En substance, le modèle observe : la présence d’un Etat autoritaire fort qui sait s’opposer à la logique internationale pour protéger sa propre économie ; la présence d’une bureaucratie efficace et élitiste ; l’étroite collaboration entre l’Etat et le Marché ; l’implantation d’une économie d’exportation de matières premières – Export oriented Industrialization (EOI).

Quant à savoir ce qu’il faut faire, il convient de noter que, en théorie, la stratégie “gagner pour gagner” est optimale si l’on maintient la parité des forces (ce que les faits concrets dans les relations avec la Chine semblent démentir). En fait, la Chine décrit le projet de “route de la soie” comme un projet pacifique visant à relancer la mondialisation et le libre-échange, fondé sur la logique du “gagnant-gagnant” et des avantages mutuels avec les pays partenaires, et pour les pays à court de capitaux ; les institutions financières chinoises interviennent même avec des prêts pour financer la construction d’infrastructures qui, autrement, ne pourraient pas être construites.
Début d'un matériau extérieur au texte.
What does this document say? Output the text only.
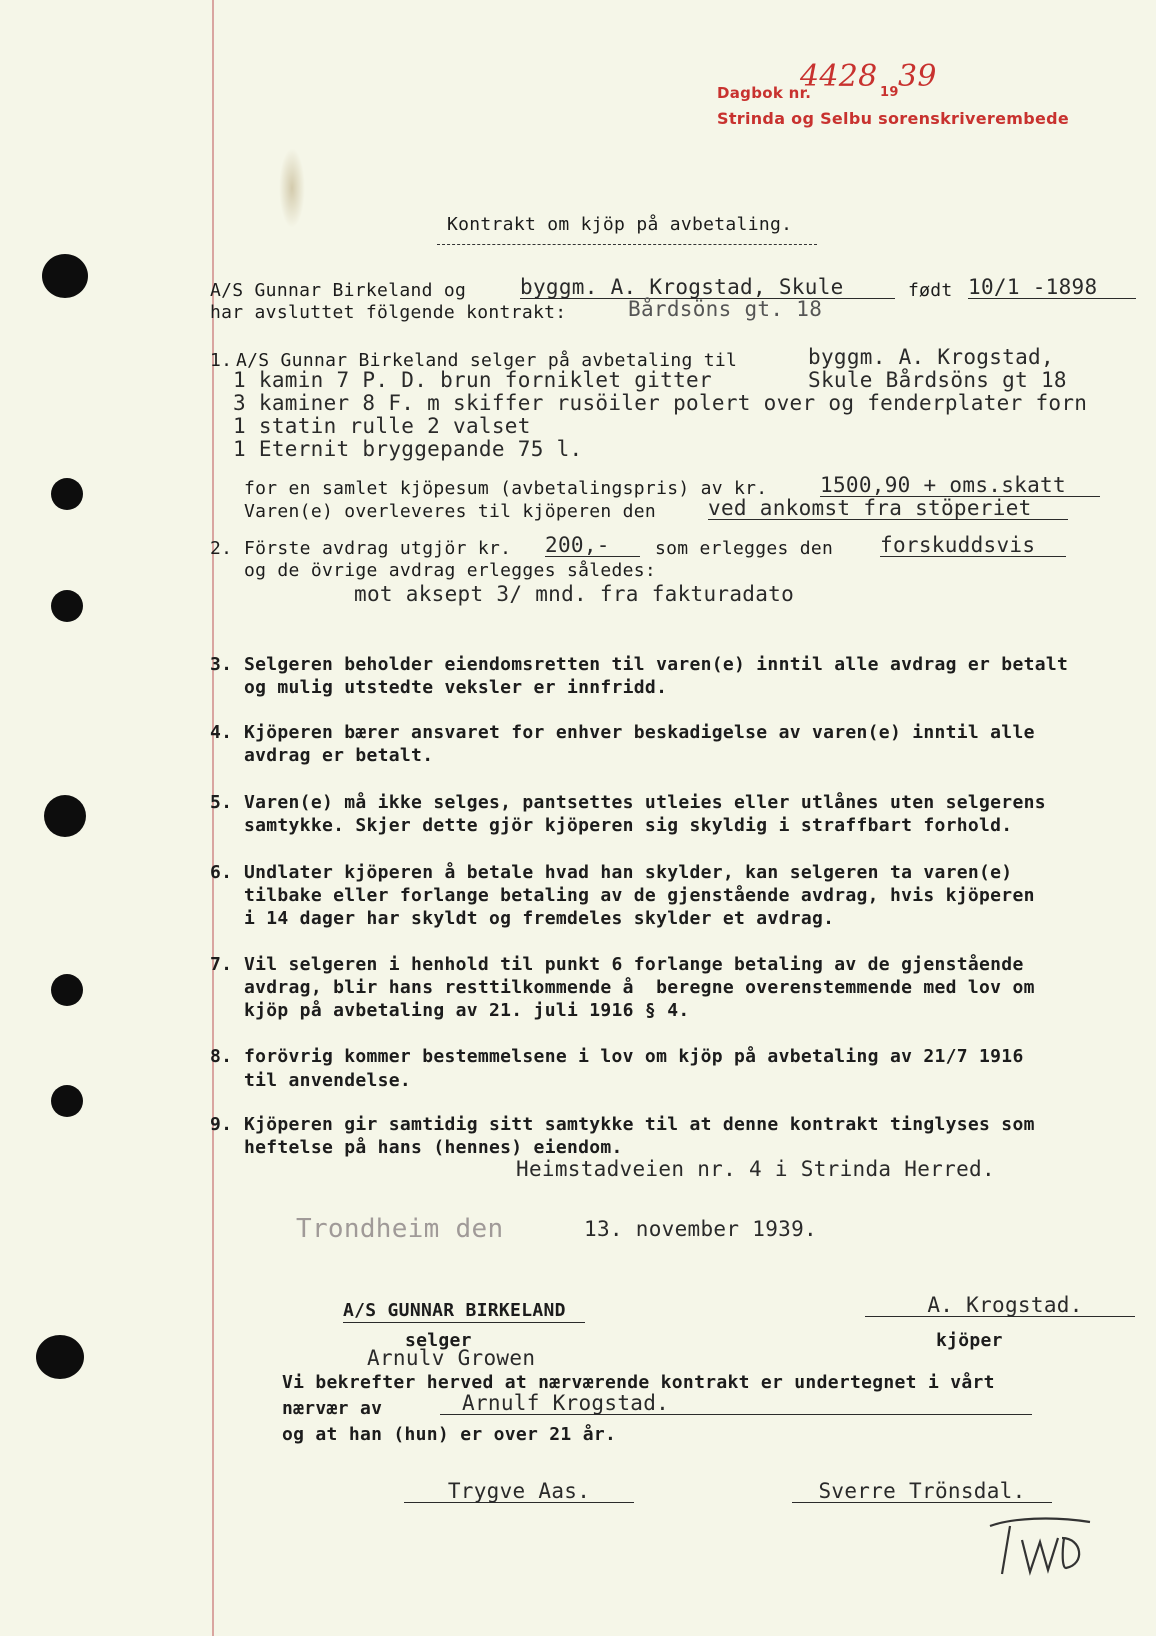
Dagbok nr.
4428 19 39
Strinda og Selbu sorenskriverembede
Kontrakt om kjöp på avbetaling.
A/S Gunnar Birkeland og	byggm. A. Krogstad, Skule	født 10/1 -1898
har avsluttet fölgende kontrakt:	Bårdsöns gt. 18
1. A/S Gunnar Birkeland selger på avbetaling til	byggm. A. Krogstad,
1 kamin 7 P. D. brun forniklet gitter	Skule Bårdsöns gt 18
3 kaminer 8 F. m skiffer rusöiler polert over og fenderplater forn
1 statin rulle 2 valset
1 Eternit bryggepande 75 l.
for en samlet kjöpesum (avbetalingspris) av kr.	1500,90 + oms.skatt
Varen(e) overleveres til kjöperen den ved ankomst fra stöperiet
2. Förste avdrag utgjör kr. 200,-	som erlegges den forskuddsvis
og de övrige avdrag erlegges således:
mot aksept 3/ mnd. fra fakturadato
3. Selgeren beholder eiendomsretten til varen(e) inntil alle avdrag er betalt
og mulig utstedte veksler er innfridd.
4. Kjöperen bærer ansvaret for enhver beskadigelse av varen(e) inntil alle
avdrag er betalt.
5. Varen(e) må ikke selges, pantsettes utleies eller utlånes uten selgerens
samtykke. Skjer dette gjör kjöperen sig skyldig i straffbart forhold.
6. Undlater kjöperen å betale hvad han skylder, kan selgeren ta varen(e)
tilbake eller forlange betaling av de gjenstående avdrag, hvis kjöperen
i 14 dager har skyldt og fremdeles skylder et avdrag.
7. Vil selgeren i henhold til punkt 6 forlange betaling av de gjenstående
avdrag, blir hans resttilkommende å  beregne overenstemmende med lov om
kjöp på avbetaling av 21. juli 1916 § 4.
8. forövrig kommer bestemmelsene i lov om kjöp på avbetaling av 21/7 1916
til anvendelse.
9. Kjöperen gir samtidig sitt samtykke til at denne kontrakt tinglyses som
heftelse på hans (hennes) eiendom.
Heimstadveien nr. 4 i Strinda Herred.
Trondheim den	13. november 1939.
A/S GUNNAR BIRKELAND
selger
Arnulv Growen
A. Krogstad.
kjöper
Vi bekrefter herved at nærværende kontrakt er undertegnet i vårt
nærvær av	Arnulf Krogstad.
og at han (hun) er over 21 år.
Trygve Aas.	Sverre Trönsdal.
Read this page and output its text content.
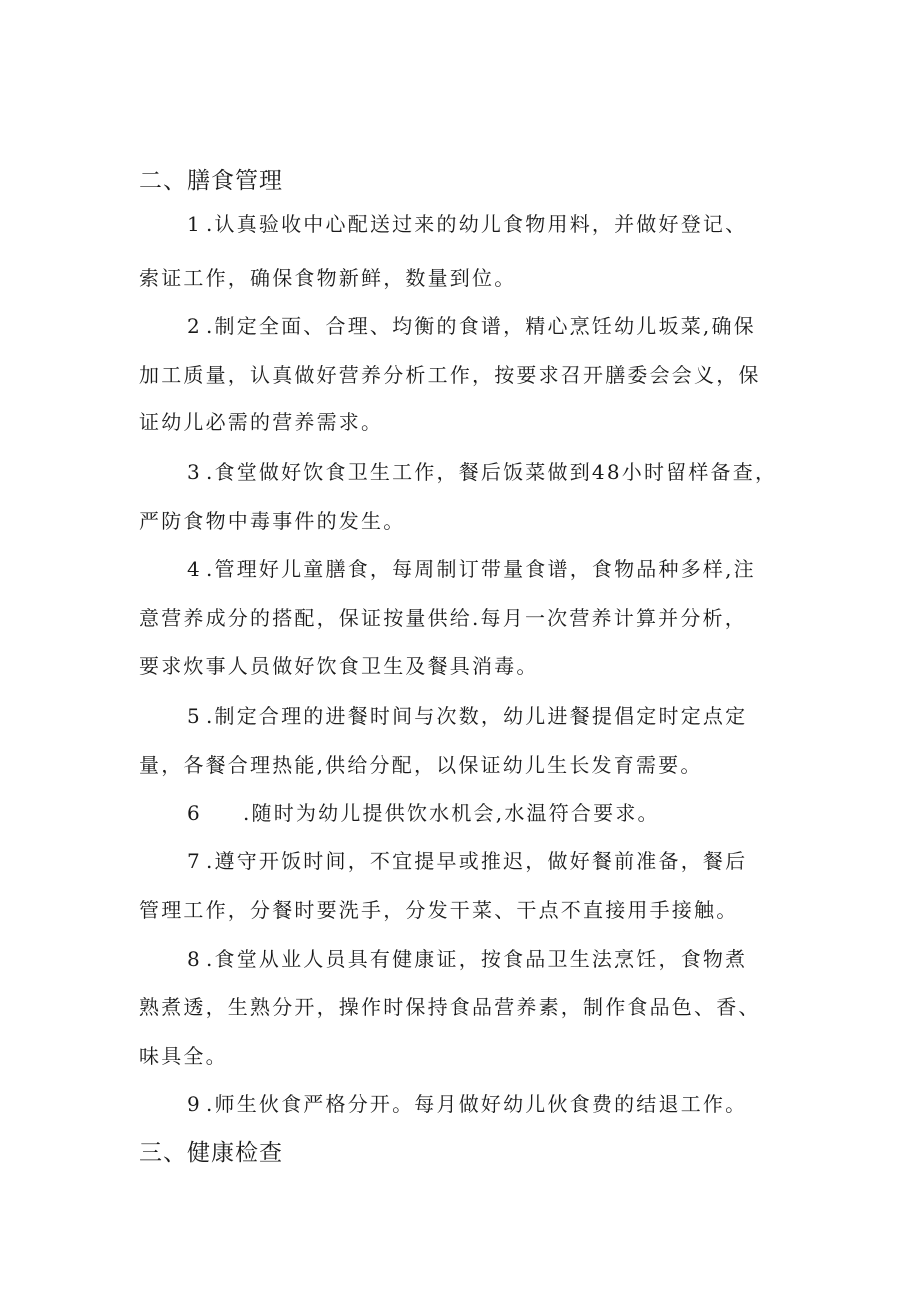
二、膳食管理
1 .认真验收中心配送过来的幼儿食物用料，并做好登记、
索证工作，确保食物新鲜，数量到位。
2 .制定全面、合理、均衡的食谱，精心烹饪幼儿坂菜,确保
加工质量，认真做好营养分析工作，按要求召开膳委会会义，保
证幼儿必需的营养需求。
3 .食堂做好饮食卫生工作，餐后饭菜做到48小时留样备查，
严防食物中毒事件的发生。
4 .管理好儿童膳食，每周制订带量食谱，食物品种多样,注
意营养成分的搭配，保证按量供给.每月一次营养计算并分析，
要求炊事人员做好饮食卫生及餐具消毒。
5 .制定合理的进餐时间与次数，幼儿进餐提倡定时定点定
量，各餐合理热能,供给分配，以保证幼儿生长发育需要。
6 .随时为幼儿提供饮水机会,水温符合要求。
7 .遵守开饭时间，不宜提早或推迟，做好餐前准备，餐后
管理工作，分餐时要洗手，分发干菜、干点不直接用手接触。
8 .食堂从业人员具有健康证，按食品卫生法烹饪，食物煮
熟煮透，生熟分开，操作时保持食品营养素，制作食品色、香、
味具全。
9 .师生伙食严格分开。每月做好幼儿伙食费的结退工作。
三、健康检查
En revanche, si l’on analyse le marché chinois, la “route de la soie” est un projet fonctionnel destiné à donner libre cours à la surcapacité de production interne de la Chine et, selon diverses études, plus de 90 % des travaux sont confiés à des entreprises chinoises, pour la plupart des géants d’État ; enfin, les prêts accordés sont assortis de taux d’intérêt élevés et de lourdes pénalités en cas de défaut.

Cela dit, une négociation optimale gagnant-gagnant repose sur l’hypothèse de la prise en compte de ses propres besoins et de ceux de l’autre partie, de la recherche d’avantages pour les deux parties, et est déclenchée par une méthodologie bien établie qui implique : de comprendre les intérêts et les objectifs des deux parties ; d’identifier ce à quoi chaque partie n’est pas prête à renoncer et de développer plusieurs options ensemble ; d’avoir et de démontrer un réel intérêt à trouver une solution mutuellement satisfaisante.
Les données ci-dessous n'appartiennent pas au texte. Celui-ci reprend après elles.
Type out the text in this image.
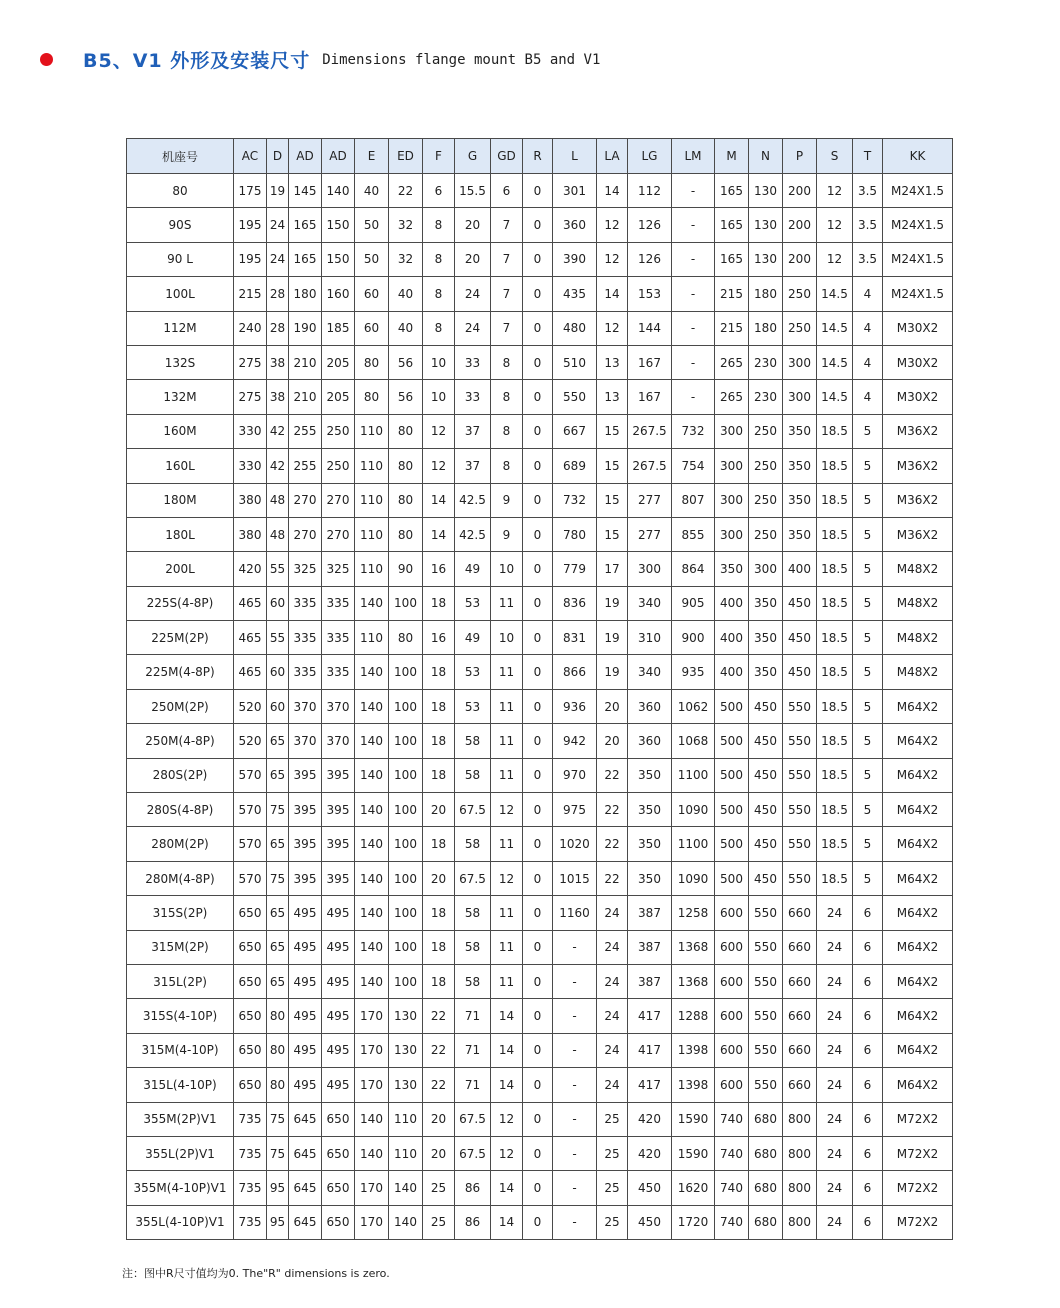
B5、V1 外形及安装尺寸 Dimensions flange mount B5 and V1
机座号	AC	D	AD	AD	E	ED	F	G	GD	R	L	LA	LG	LM	M	N	P	S	T	KK
80	175	19	145	140	40	22	6	15.5	6	0	301	14	112	-	165	130	200	12	3.5	M24X1.5
90S	195	24	165	150	50	32	8	20	7	0	360	12	126	-	165	130	200	12	3.5	M24X1.5
90 L	195	24	165	150	50	32	8	20	7	0	390	12	126	-	165	130	200	12	3.5	M24X1.5
100L	215	28	180	160	60	40	8	24	7	0	435	14	153	-	215	180	250	14.5	4	M24X1.5
112M	240	28	190	185	60	40	8	24	7	0	480	12	144	-	215	180	250	14.5	4	M30X2
132S	275	38	210	205	80	56	10	33	8	0	510	13	167	-	265	230	300	14.5	4	M30X2
132M	275	38	210	205	80	56	10	33	8	0	550	13	167	-	265	230	300	14.5	4	M30X2
160M	330	42	255	250	110	80	12	37	8	0	667	15	267.5	732	300	250	350	18.5	5	M36X2
160L	330	42	255	250	110	80	12	37	8	0	689	15	267.5	754	300	250	350	18.5	5	M36X2
180M	380	48	270	270	110	80	14	42.5	9	0	732	15	277	807	300	250	350	18.5	5	M36X2
180L	380	48	270	270	110	80	14	42.5	9	0	780	15	277	855	300	250	350	18.5	5	M36X2
200L	420	55	325	325	110	90	16	49	10	0	779	17	300	864	350	300	400	18.5	5	M48X2
225S(4-8P)	465	60	335	335	140	100	18	53	11	0	836	19	340	905	400	350	450	18.5	5	M48X2
225M(2P)	465	55	335	335	110	80	16	49	10	0	831	19	310	900	400	350	450	18.5	5	M48X2
225M(4-8P)	465	60	335	335	140	100	18	53	11	0	866	19	340	935	400	350	450	18.5	5	M48X2
250M(2P)	520	60	370	370	140	100	18	53	11	0	936	20	360	1062	500	450	550	18.5	5	M64X2
250M(4-8P)	520	65	370	370	140	100	18	58	11	0	942	20	360	1068	500	450	550	18.5	5	M64X2
280S(2P)	570	65	395	395	140	100	18	58	11	0	970	22	350	1100	500	450	550	18.5	5	M64X2
280S(4-8P)	570	75	395	395	140	100	20	67.5	12	0	975	22	350	1090	500	450	550	18.5	5	M64X2
280M(2P)	570	65	395	395	140	100	18	58	11	0	1020	22	350	1100	500	450	550	18.5	5	M64X2
280M(4-8P)	570	75	395	395	140	100	20	67.5	12	0	1015	22	350	1090	500	450	550	18.5	5	M64X2
315S(2P)	650	65	495	495	140	100	18	58	11	0	1160	24	387	1258	600	550	660	24	6	M64X2
315M(2P)	650	65	495	495	140	100	18	58	11	0	-	24	387	1368	600	550	660	24	6	M64X2
315L(2P)	650	65	495	495	140	100	18	58	11	0	-	24	387	1368	600	550	660	24	6	M64X2
315S(4-10P)	650	80	495	495	170	130	22	71	14	0	-	24	417	1288	600	550	660	24	6	M64X2
315M(4-10P)	650	80	495	495	170	130	22	71	14	0	-	24	417	1398	600	550	660	24	6	M64X2
315L(4-10P)	650	80	495	495	170	130	22	71	14	0	-	24	417	1398	600	550	660	24	6	M64X2
355M(2P)V1	735	75	645	650	140	110	20	67.5	12	0	-	25	420	1590	740	680	800	24	6	M72X2
355L(2P)V1	735	75	645	650	140	110	20	67.5	12	0	-	25	420	1590	740	680	800	24	6	M72X2
355M(4-10P)V1	735	95	645	650	170	140	25	86	14	0	-	25	450	1620	740	680	800	24	6	M72X2
355L(4-10P)V1	735	95	645	650	170	140	25	86	14	0	-	25	450	1720	740	680	800	24	6	M72X2
注：图中R尺寸值均为0. The"R" dimensions is zero.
Toutefois, dans un contexte réel, une telle stratégie ne peut réussir que si et seulement si la voie est laissée ouverte à un comportement de réciprocité.
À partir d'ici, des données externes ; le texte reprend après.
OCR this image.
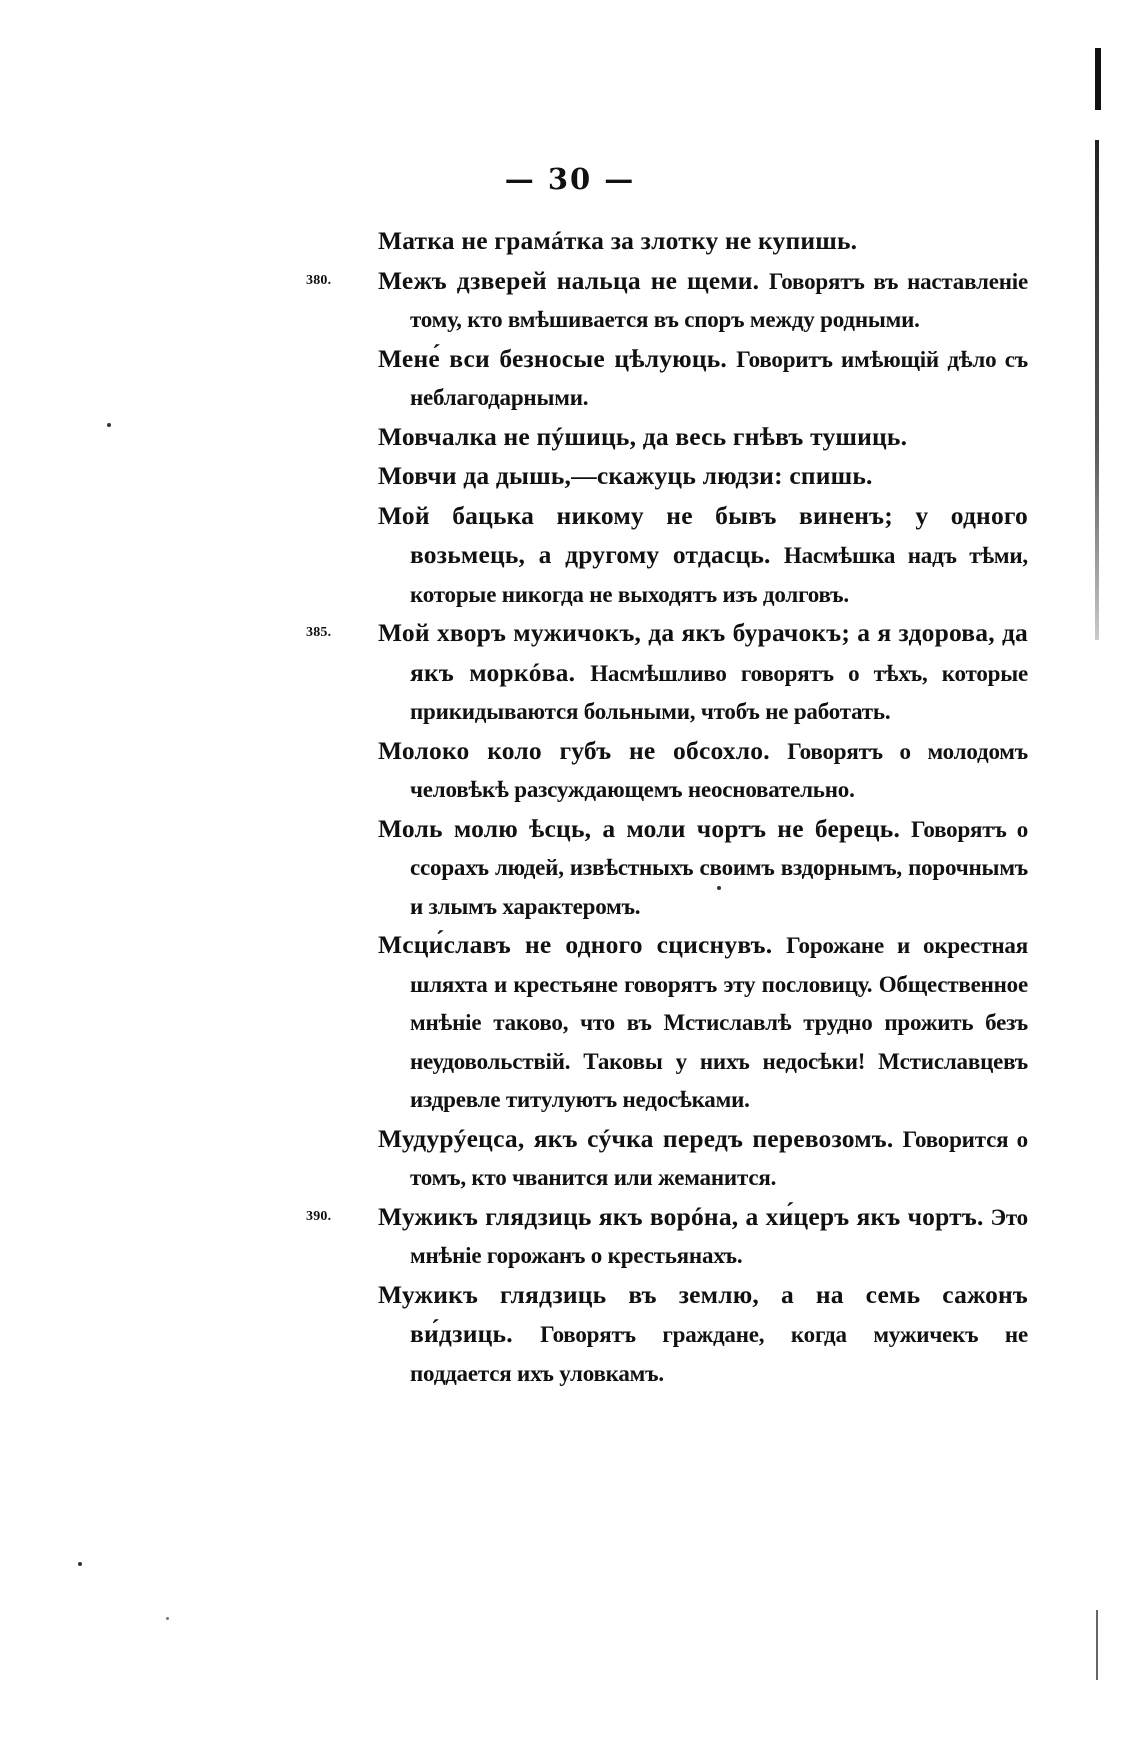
— 30 —

Матка не грамáтка за злотку не купишь.

380.	Межъ дзверей нальца не щеми. Говорятъ въ наставленіе тому, кто вмѣшивается въ споръ между родными.

Мене́ вси безносые цѣлуюць. Говоритъ имѣющій дѣло съ неблагодарными.

Мовчалка не пýшиць, да весь гнѣвъ тушиць.

Мовчи да дышь,—скажуць людзи: спишь.

Мой бацька никому не бывъ виненъ; у одного возьмець, а другому отдасць. Насмѣшка надъ тѣми, которые никогда не выходятъ изъ долговъ.

385.	Мой хворъ мужичокъ, да якъ бурачокъ; а я здорова, да якъ моркóва. Насмѣшливо говорятъ о тѣхъ, которые прикидываются больными, чтобъ не работать.

Молоко коло губъ не обсохло. Говорятъ о молодомъ человѣкѣ разсуждающемъ неосновательно.

Моль молю ѣсць, а моли чортъ не берець. Говорятъ о ссорахъ людей, извѣстныхъ своимъ вздорнымъ, порочнымъ и злымъ характеромъ.

Мсци́славъ не одного сциснувъ. Горожане и окрестная шляхта и крестьяне говорятъ эту пословицу. Общественное мнѣніе таково, что въ Мстиславлѣ трудно прожить безъ неудовольствій. Таковы у нихъ недосѣки! Мстиславцевъ издревле титулуютъ недосѣками.

Мудурýецса, якъ сýчка передъ перевозомъ. Говорится о томъ, кто чванится или жеманится.

390.	Мужикъ глядзиць якъ ворóна, а хи́церъ якъ чортъ. Это мнѣніе горожанъ о крестьянахъ.

Мужикъ глядзиць въ землю, а на семь сажонъ ви́дзиць. Говорятъ граждане, когда мужичекъ не поддается ихъ уловкамъ.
Cette stratégie, introduite par Anatol Rapoport en 1980, est très efficace en théorie des jeux pour résoudre le problème du dilemme répété du prisonnier.

Voici de quoi il s’agit : un agent utilisant cette stratégie sera initialement coopératif, puis répondra avec la même stratégie aux coups de l’adversaire : si l’adversaire a lui-même été coopératif, l’agent le sera, sinon, non. L’application de la stratégie dépend de quatre conditions : au départ, et s’il n’y a pas eu de provocation, l’agent est toujours coopératif ; s’il est provoqué, l’agent riposte ; l’agent pardonne immédiatement après avoir riposté, redevenant ainsi coopératif ; l’agent a une occasion constante d’affronter l’adversaire plus d’une fois. Dans cette dernière condition, il est important que la concurrence se poursuive suffisamment longtemps pour que les représailles/le pardon soient suffisants pour générer un effet à long terme plus important que la perte initiale de coopération.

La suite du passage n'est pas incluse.